Les examens histologiques des yeux énucléés ont rapporté ce qui suit.

  • Choroidite chronique non granulomateuse (à prédominance de lymphocytes T)
  • Prolifération de cellules endothéliales gloméruloïdes
  • Absence de vascularite leucocytoclasique

Points communs avec la vascularite associée aux inhibiteurs de points de contrôle immunitaires (ICI)

Section intitulée « Points communs avec la vascularite associée aux inhibiteurs de points de contrôle immunitaires (ICI) »

Dans la vascularite rétinienne occlusive associée aux inhibiteurs de points de contrôle immunitaires (ICI), la rupture de la barrière hémato-rétinienne, l’infiltration lymphoplasmocytaire médiée par les lymphocytes T CD4+ et la régulation positive des molécules d’adhésion endothéliales vasculaires ont été confirmées comme caractéristiques pathologiques. 4) Il existe des similitudes avec le processus inflammatoire à prédominance lymphocytaire T dans la HORV, ce qui pourrait contribuer à la compréhension des mécanismes universels de la vascularite.

La cause ultime de la déficience visuelle est l’ischémie maculaire due à l’inflammation et à la formation de thrombus, entraînant des lésions irréversibles des couches internes de la rétine. 1)


7. Recherches récentes et perspectives futures (rapports en phase de recherche)

Section intitulée « 7. Recherches récentes et perspectives futures (rapports en phase de recherche) »

Le registre HORV mis en place en collaboration par l’American Society of Retina Specialists (ASRS) et l’American Society of Cataract and Refractive Surgery (ASCRS) permet l’accumulation de cas et l’analyse épidémiologique. 2) Grâce à cette base de données, l’incidence, les facteurs de risque et le pronostic global de la HORV deviennent plus clairs.

Des recherches sont en cours sur des alternatives qui maintiennent l’efficacité prophylactique de l’endophtalmie tout en évitant le risque de HORV. Bien que les odds ratios du céfuroxime et de la moxifloxacine (0,26 à 0,30) soient plus élevés que celui de la vancomycine (0,09), ils sont réévalués comme des profils sûrs ne provoquant pas de HORV. 3)

Vascularite rétinienne occlusive après brolucizumab

Section intitulée « Vascularite rétinienne occlusive après brolucizumab »

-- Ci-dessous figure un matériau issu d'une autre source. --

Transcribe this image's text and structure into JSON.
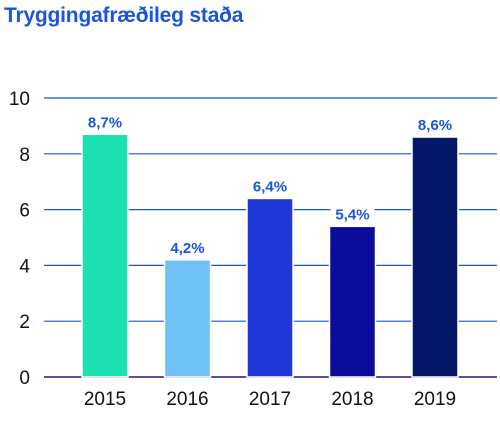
{
  "title": "Tryggingafræðileg staða",
  "chart_data": {
    "type": "bar",
    "categories": [
      "2015",
      "2016",
      "2017",
      "2018",
      "2019"
    ],
    "values": [
      8.7,
      4.2,
      6.4,
      5.4,
      8.6
    ],
    "data_labels": [
      "8,7%",
      "4,2%",
      "6,4%",
      "5,4%",
      "8,6%"
    ],
    "colors": [
      "#1de0b0",
      "#6ec0f5",
      "#2138d8",
      "#0b0d9a",
      "#051766"
    ],
    "title": "Tryggingafræðileg staða",
    "xlabel": "",
    "ylabel": "",
    "ylim": [
      0,
      10
    ],
    "yticks": [
      0,
      2,
      4,
      6,
      8,
      10
    ],
    "grid": true,
    "grid_color": "#1a56d6",
    "legend": "none"
  }
}
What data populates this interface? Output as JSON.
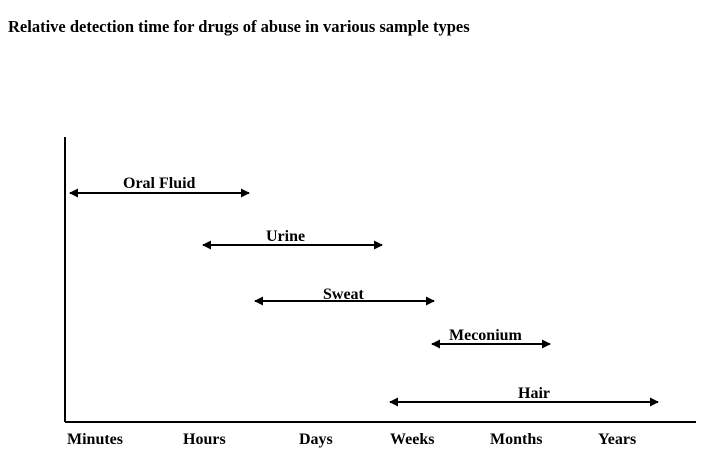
{
  "title": "Relative detection time for drugs of abuse in various sample types",
  "x_axis": {
    "ticks": [
      "Minutes",
      "Hours",
      "Days",
      "Weeks",
      "Months",
      "Years"
    ]
  },
  "ranges": [
    {
      "label": "Oral Fluid",
      "from": "Minutes",
      "to": "Days"
    },
    {
      "label": "Urine",
      "from": "Hours",
      "to": "Weeks"
    },
    {
      "label": "Sweat",
      "from": "Hours",
      "to": "Weeks"
    },
    {
      "label": "Meconium",
      "from": "Weeks",
      "to": "Months"
    },
    {
      "label": "Hair",
      "from": "Weeks",
      "to": "Years"
    }
  ],
  "colors": {
    "line": "#000000",
    "background": "#ffffff"
  }
}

Des cas de vascularite rétinienne occlusive ont également été rapportés après injection intravitréenne de brolucizumab, un anti-VEGF, suggérant que des médicaments autres que la vancomycine peuvent induire une pathologie similaire. 1) L’élucidation des mécanismes et des mesures préventives reste un défi.

Élucidation des mécanismes communs avec la vascularite rétinienne associée aux ICI

Section intitulée « Élucidation des mécanismes communs avec la vascularite rétinienne associée aux ICI »

Dans les études sur les événements indésirables immunitaires rétiniens liés aux inhibiteurs de points de contrôle immunitaires, les mécanismes de vascularite à prédominance de lymphocytes T CD4+ ont été décrits en détail. 4) Des études comparatives avec la HORV devraient permettre une compréhension unifiée de la pathologie de la vascularite rétinienne d’origine médicamenteuse et la recherche de nouvelles cibles thérapeutiques.


  1. Wang P, Chin EK, Almeida DRP. Idiopathic retinal arterial occlusive vasculitis in the setting of multiple arterial occlusions. Am J Ophthalmol Case Rep. 2021;22:101086.
  2. American Academy of Ophthalmology Preferred Practice Pattern Cataract and Anterior Segment Committee. Cataract in the Adult Eye Preferred Practice Pattern. Ophthalmology. 2022;129(1):S1-S126.
  3. Witkin AJ, Chang DF, Jumper JM, et al. Vancomycin-associated hemorrhagic occlusive retinal vasculitis: clinical characteristics of 36 eyes. Ophthalmology. 2017;124(5):583-595. doi:10.1016/j.ophtha.2016.11.042. PMID:28110950.
  4. Tomkins-Netzer O, Niederer R, Greenwood J, et al. Mechanisms of blood-retinal barrier disruption related to intraocular inflammation and malignancy. Prog Retin Eye Res. 2024;99:101245. doi:10.1016/j.preteyeres.2024.101245.